Mas como os bens da mesma sociedade haviam sido doados para o culto Divino, não aproveitaram aos possuidores, nem aos que lhe sucederam: tal é a natureza daquele sagrado depósito, que sempre envenena aos que indignamente o comem; à imitação do pomo proibido, cujo apetite e uso corrompeu todo o género humano: é vulgar e muito antigo o dito que os bens alheios não chegam a terceiro possuidor.
Pe. José Agostinho de Macedo in jornal «O Escudo», Nº 4, 1823.

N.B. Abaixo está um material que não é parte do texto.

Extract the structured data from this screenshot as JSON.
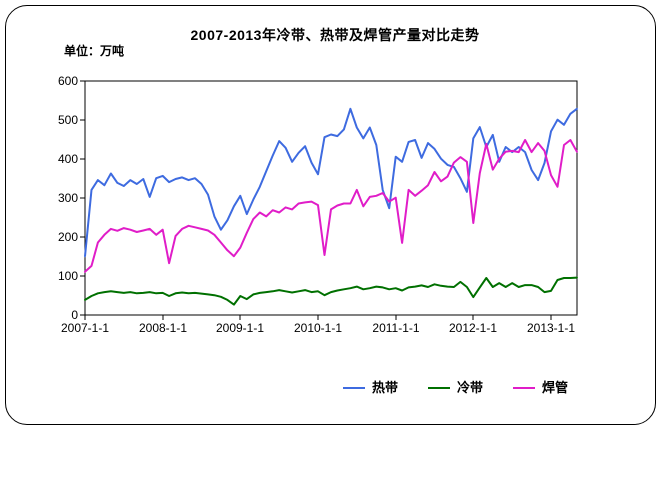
{
  "frame": {
    "border_color": "#000000",
    "background": "#ffffff"
  },
  "title": "2007-2013年冷带、热带及焊管产量对比走势",
  "unit_label": "单位：万吨",
  "chart_data": {
    "type": "line",
    "title": "2007-2013年冷带、热带及焊管产量对比走势",
    "ylabel": "单位：万吨",
    "xlabel": "",
    "ylim": [
      0,
      600
    ],
    "grid": false,
    "legend_position": "bottom",
    "yticks": [
      "600",
      "500",
      "400",
      "300",
      "200",
      "100",
      "0"
    ],
    "x_labels": [
      "2007-1-1",
      "2008-1-1",
      "2009-1-1",
      "2010-1-1",
      "2011-1-1",
      "2012-1-1",
      "2013-1-1"
    ],
    "x_months": [
      "2007-01",
      "2007-02",
      "2007-03",
      "2007-04",
      "2007-05",
      "2007-06",
      "2007-07",
      "2007-08",
      "2007-09",
      "2007-10",
      "2007-11",
      "2007-12",
      "2008-01",
      "2008-02",
      "2008-03",
      "2008-04",
      "2008-05",
      "2008-06",
      "2008-07",
      "2008-08",
      "2008-09",
      "2008-10",
      "2008-11",
      "2008-12",
      "2009-01",
      "2009-02",
      "2009-03",
      "2009-04",
      "2009-05",
      "2009-06",
      "2009-07",
      "2009-08",
      "2009-09",
      "2009-10",
      "2009-11",
      "2009-12",
      "2010-01",
      "2010-02",
      "2010-03",
      "2010-04",
      "2010-05",
      "2010-06",
      "2010-07",
      "2010-08",
      "2010-09",
      "2010-10",
      "2010-11",
      "2010-12",
      "2011-01",
      "2011-02",
      "2011-03",
      "2011-04",
      "2011-05",
      "2011-06",
      "2011-07",
      "2011-08",
      "2011-09",
      "2011-10",
      "2011-11",
      "2011-12",
      "2012-01",
      "2012-02",
      "2012-03",
      "2012-04",
      "2012-05",
      "2012-06",
      "2012-07",
      "2012-08",
      "2012-09",
      "2012-10",
      "2012-11",
      "2012-12",
      "2013-01",
      "2013-02",
      "2013-03",
      "2013-04",
      "2013-05"
    ],
    "series": [
      {
        "name": "热带",
        "color": "#3E6BE0",
        "values": [
          150,
          320,
          345,
          332,
          362,
          338,
          330,
          345,
          335,
          348,
          302,
          350,
          356,
          340,
          348,
          352,
          345,
          350,
          335,
          308,
          252,
          218,
          242,
          278,
          305,
          258,
          295,
          328,
          368,
          408,
          445,
          428,
          392,
          415,
          432,
          390,
          360,
          455,
          462,
          458,
          475,
          528,
          480,
          452,
          480,
          435,
          320,
          273,
          405,
          392,
          443,
          448,
          402,
          440,
          425,
          400,
          384,
          379,
          350,
          315,
          452,
          481,
          430,
          461,
          392,
          430,
          417,
          430,
          417,
          371,
          345,
          389,
          470,
          500,
          487,
          515,
          528
        ]
      },
      {
        "name": "冷带",
        "color": "#007000",
        "values": [
          38,
          48,
          55,
          58,
          60,
          58,
          56,
          58,
          55,
          56,
          58,
          55,
          56,
          48,
          55,
          57,
          55,
          56,
          54,
          52,
          50,
          46,
          38,
          26,
          48,
          40,
          52,
          56,
          58,
          60,
          63,
          60,
          57,
          60,
          63,
          58,
          60,
          50,
          58,
          62,
          65,
          68,
          72,
          65,
          68,
          72,
          70,
          65,
          68,
          62,
          70,
          72,
          75,
          71,
          78,
          74,
          72,
          71,
          84,
          71,
          45,
          70,
          94,
          71,
          81,
          71,
          81,
          71,
          76,
          76,
          71,
          58,
          61,
          89,
          94,
          94,
          95
        ]
      },
      {
        "name": "焊管",
        "color": "#E01DC8",
        "values": [
          110,
          125,
          185,
          205,
          220,
          215,
          222,
          218,
          212,
          216,
          220,
          205,
          218,
          132,
          202,
          220,
          228,
          224,
          220,
          216,
          205,
          185,
          165,
          150,
          172,
          210,
          245,
          262,
          252,
          268,
          262,
          275,
          270,
          285,
          288,
          290,
          281,
          153,
          270,
          280,
          285,
          285,
          320,
          278,
          302,
          305,
          312,
          290,
          300,
          184,
          320,
          305,
          318,
          332,
          366,
          342,
          354,
          390,
          404,
          392,
          235,
          363,
          438,
          372,
          400,
          418,
          420,
          417,
          448,
          417,
          440,
          420,
          358,
          328,
          435,
          448,
          418
        ]
      }
    ]
  },
  "legend": {
    "items": [
      {
        "label": "热带",
        "color": "#3E6BE0"
      },
      {
        "label": "冷带",
        "color": "#007000"
      },
      {
        "label": "焊管",
        "color": "#E01DC8"
      }
    ]
  }
}
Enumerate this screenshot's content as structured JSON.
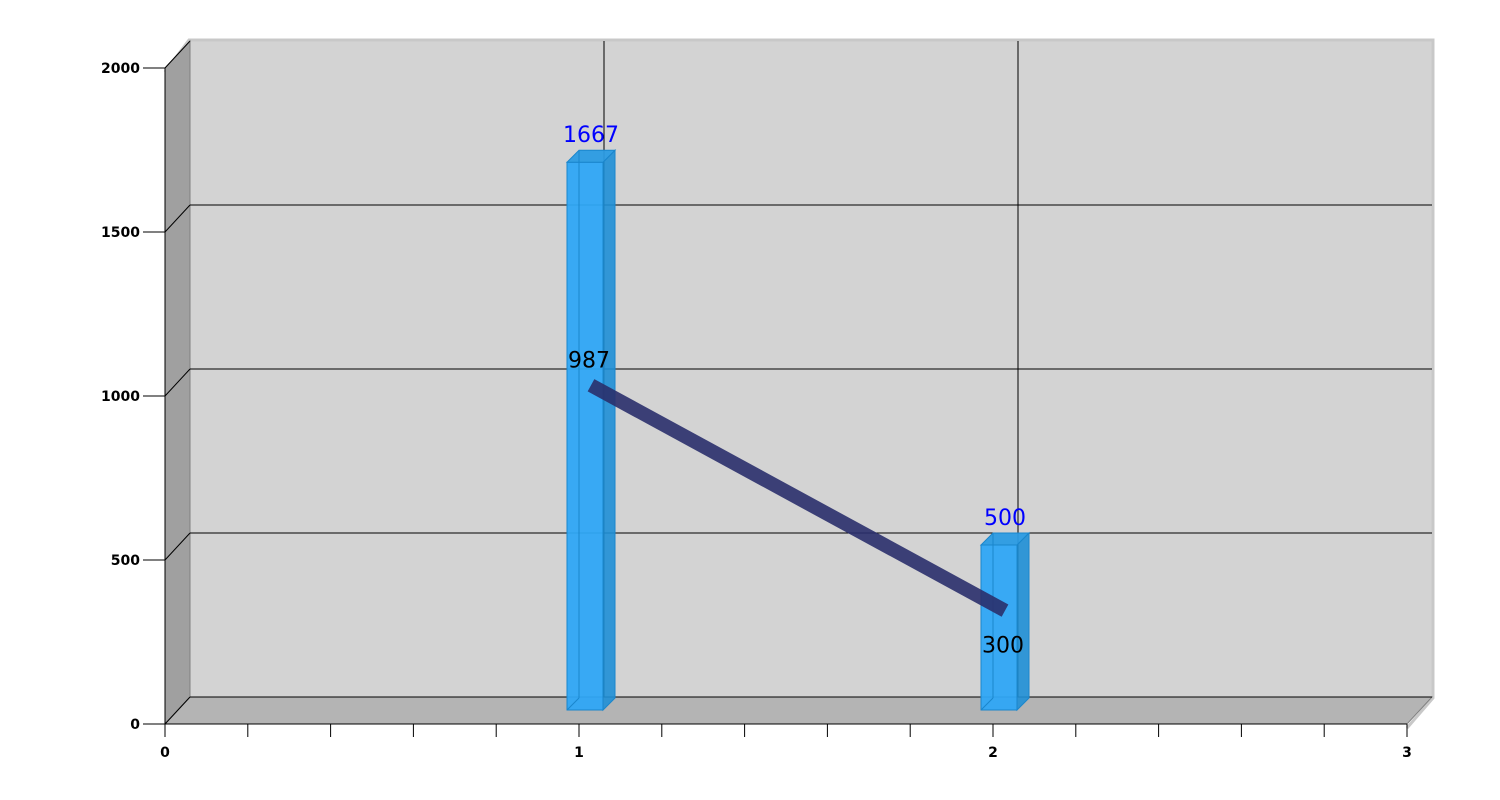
{
  "chart_data": {
    "type": "bar",
    "title": "",
    "xlabel": "",
    "ylabel": "",
    "xlim": [
      0,
      3
    ],
    "ylim": [
      0,
      2000
    ],
    "x_ticks": [
      0,
      1,
      2,
      3
    ],
    "y_ticks": [
      0,
      500,
      1000,
      1500,
      2000
    ],
    "grid": true,
    "three_d": true,
    "series": [
      {
        "kind": "bar",
        "x": [
          1,
          2
        ],
        "values": [
          1667,
          500
        ],
        "labels": [
          "1667",
          "500"
        ],
        "color": "#2fa7f5",
        "label_color": "#0000ff"
      },
      {
        "kind": "line",
        "x": [
          1,
          2
        ],
        "values": [
          987,
          300
        ],
        "labels": [
          "987",
          "300"
        ],
        "color": "#2a2f6b",
        "label_color": "#000000"
      }
    ]
  },
  "colors": {
    "wall": "#d3d3d3",
    "side_wall": "#a0a0a0",
    "floor": "#b4b4b4",
    "grid": "#000000"
  }
}
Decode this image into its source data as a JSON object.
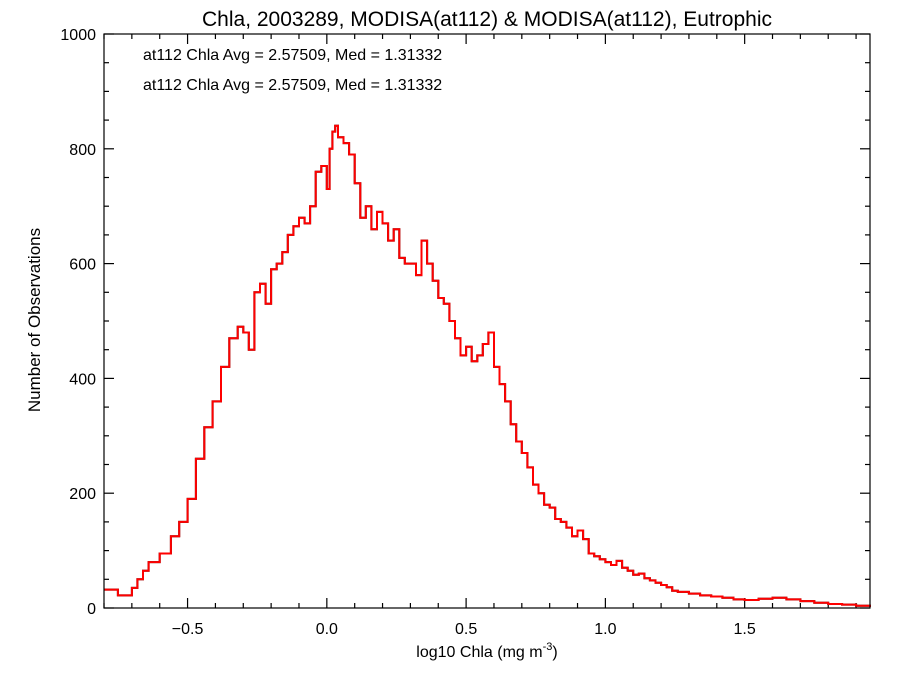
{
  "chart_data": {
    "type": "line",
    "title": "Chla, 2003289, MODISA(at112) & MODISA(at112), Eutrophic",
    "xlabel": "log10 Chla (mg m",
    "xlabel_sup": "-3",
    "xlabel_tail": ")",
    "ylabel": "Number of Observations",
    "xlim": [
      -0.8,
      1.95
    ],
    "ylim": [
      0,
      1000
    ],
    "x_ticks": [
      -0.5,
      0.0,
      0.5,
      1.0,
      1.5
    ],
    "x_tick_labels": [
      "−0.5",
      "0.0",
      "0.5",
      "1.0",
      "1.5"
    ],
    "y_ticks": [
      0,
      200,
      400,
      600,
      800,
      1000
    ],
    "y_tick_labels": [
      "0",
      "200",
      "400",
      "600",
      "800",
      "1000"
    ],
    "annotations": [
      {
        "text": "at112 Chla Avg = 2.57509, Med = 1.31332",
        "color": "#000000"
      },
      {
        "text": "at112 Chla Avg = 2.57509, Med = 1.31332",
        "color": "#ff0000"
      }
    ],
    "series": [
      {
        "color_a": "#000000",
        "color_b": "#ff0000",
        "points": [
          [
            -0.8,
            32
          ],
          [
            -0.75,
            22
          ],
          [
            -0.7,
            35
          ],
          [
            -0.68,
            50
          ],
          [
            -0.66,
            65
          ],
          [
            -0.64,
            80
          ],
          [
            -0.6,
            95
          ],
          [
            -0.56,
            125
          ],
          [
            -0.53,
            150
          ],
          [
            -0.5,
            190
          ],
          [
            -0.47,
            260
          ],
          [
            -0.44,
            315
          ],
          [
            -0.41,
            360
          ],
          [
            -0.38,
            420
          ],
          [
            -0.35,
            470
          ],
          [
            -0.32,
            490
          ],
          [
            -0.3,
            480
          ],
          [
            -0.28,
            450
          ],
          [
            -0.26,
            550
          ],
          [
            -0.24,
            565
          ],
          [
            -0.22,
            530
          ],
          [
            -0.2,
            590
          ],
          [
            -0.18,
            600
          ],
          [
            -0.16,
            620
          ],
          [
            -0.14,
            650
          ],
          [
            -0.12,
            665
          ],
          [
            -0.1,
            680
          ],
          [
            -0.08,
            670
          ],
          [
            -0.06,
            700
          ],
          [
            -0.04,
            760
          ],
          [
            -0.02,
            770
          ],
          [
            0.0,
            730
          ],
          [
            0.01,
            800
          ],
          [
            0.02,
            830
          ],
          [
            0.03,
            840
          ],
          [
            0.04,
            820
          ],
          [
            0.06,
            810
          ],
          [
            0.08,
            790
          ],
          [
            0.1,
            740
          ],
          [
            0.12,
            680
          ],
          [
            0.14,
            700
          ],
          [
            0.16,
            660
          ],
          [
            0.18,
            690
          ],
          [
            0.2,
            670
          ],
          [
            0.22,
            640
          ],
          [
            0.24,
            660
          ],
          [
            0.26,
            610
          ],
          [
            0.28,
            600
          ],
          [
            0.3,
            600
          ],
          [
            0.32,
            580
          ],
          [
            0.34,
            640
          ],
          [
            0.36,
            600
          ],
          [
            0.38,
            570
          ],
          [
            0.4,
            540
          ],
          [
            0.42,
            530
          ],
          [
            0.44,
            500
          ],
          [
            0.46,
            470
          ],
          [
            0.48,
            440
          ],
          [
            0.5,
            455
          ],
          [
            0.52,
            430
          ],
          [
            0.54,
            440
          ],
          [
            0.56,
            460
          ],
          [
            0.58,
            480
          ],
          [
            0.6,
            420
          ],
          [
            0.62,
            390
          ],
          [
            0.64,
            360
          ],
          [
            0.66,
            320
          ],
          [
            0.68,
            290
          ],
          [
            0.7,
            270
          ],
          [
            0.72,
            245
          ],
          [
            0.74,
            215
          ],
          [
            0.76,
            200
          ],
          [
            0.78,
            180
          ],
          [
            0.8,
            175
          ],
          [
            0.82,
            155
          ],
          [
            0.84,
            150
          ],
          [
            0.86,
            140
          ],
          [
            0.88,
            125
          ],
          [
            0.9,
            135
          ],
          [
            0.92,
            120
          ],
          [
            0.94,
            95
          ],
          [
            0.96,
            90
          ],
          [
            0.98,
            85
          ],
          [
            1.0,
            80
          ],
          [
            1.02,
            75
          ],
          [
            1.04,
            82
          ],
          [
            1.06,
            70
          ],
          [
            1.08,
            65
          ],
          [
            1.1,
            58
          ],
          [
            1.12,
            60
          ],
          [
            1.14,
            52
          ],
          [
            1.16,
            48
          ],
          [
            1.18,
            44
          ],
          [
            1.2,
            40
          ],
          [
            1.22,
            36
          ],
          [
            1.24,
            30
          ],
          [
            1.26,
            28
          ],
          [
            1.3,
            25
          ],
          [
            1.34,
            22
          ],
          [
            1.38,
            20
          ],
          [
            1.42,
            18
          ],
          [
            1.46,
            15
          ],
          [
            1.5,
            14
          ],
          [
            1.55,
            16
          ],
          [
            1.6,
            18
          ],
          [
            1.65,
            15
          ],
          [
            1.7,
            12
          ],
          [
            1.75,
            9
          ],
          [
            1.8,
            7
          ],
          [
            1.85,
            6
          ],
          [
            1.9,
            4
          ],
          [
            1.95,
            2
          ]
        ]
      }
    ]
  }
}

31 de Julho: Santo Inácio de Loiola


Sto. Inácio nasceu em Loiola, Espanha, na região Basca, em 1491. De temperamento ardente e belicoso, seguiu a carreira das armas; mas foi ferido em Pamplona, o que veio dar ocasião a uma prolongada convalescença, durante a qual a graça divina deu à sua vida um novo rumo. Privado dos livros de cavalaria, descobriu na vida de Cristo e dos santos, horizontes novos, compreendendo que também a Igreja devia ter a sua milícia. Partiu para a abadia beneditina de Monserrate, depôs a espada aos pés da Virgem, disposto a só servir a Cristo. Alguns anos mais tarde, a 13 de Agosto de 1534, Sto. Inácio e os seus seis primeiros companheiros emitiram os votos de religião em Paris, na capela de S. Dinis em Montmartre; foi assim que nasceu a Companhia de Jesus, que havia de ser para a Igreja um poderoso auxiliar na luta contra as heresias e na expansão da fé até aos confins do mundo. Sto. Inácio morreu em Roma em 31 de Julho de 1556. Pio XI proclamou-o patrono de todos aqueles que seguem os exercícios espirituais.

Fonte: «Missal Romano Quotidiano», 1963.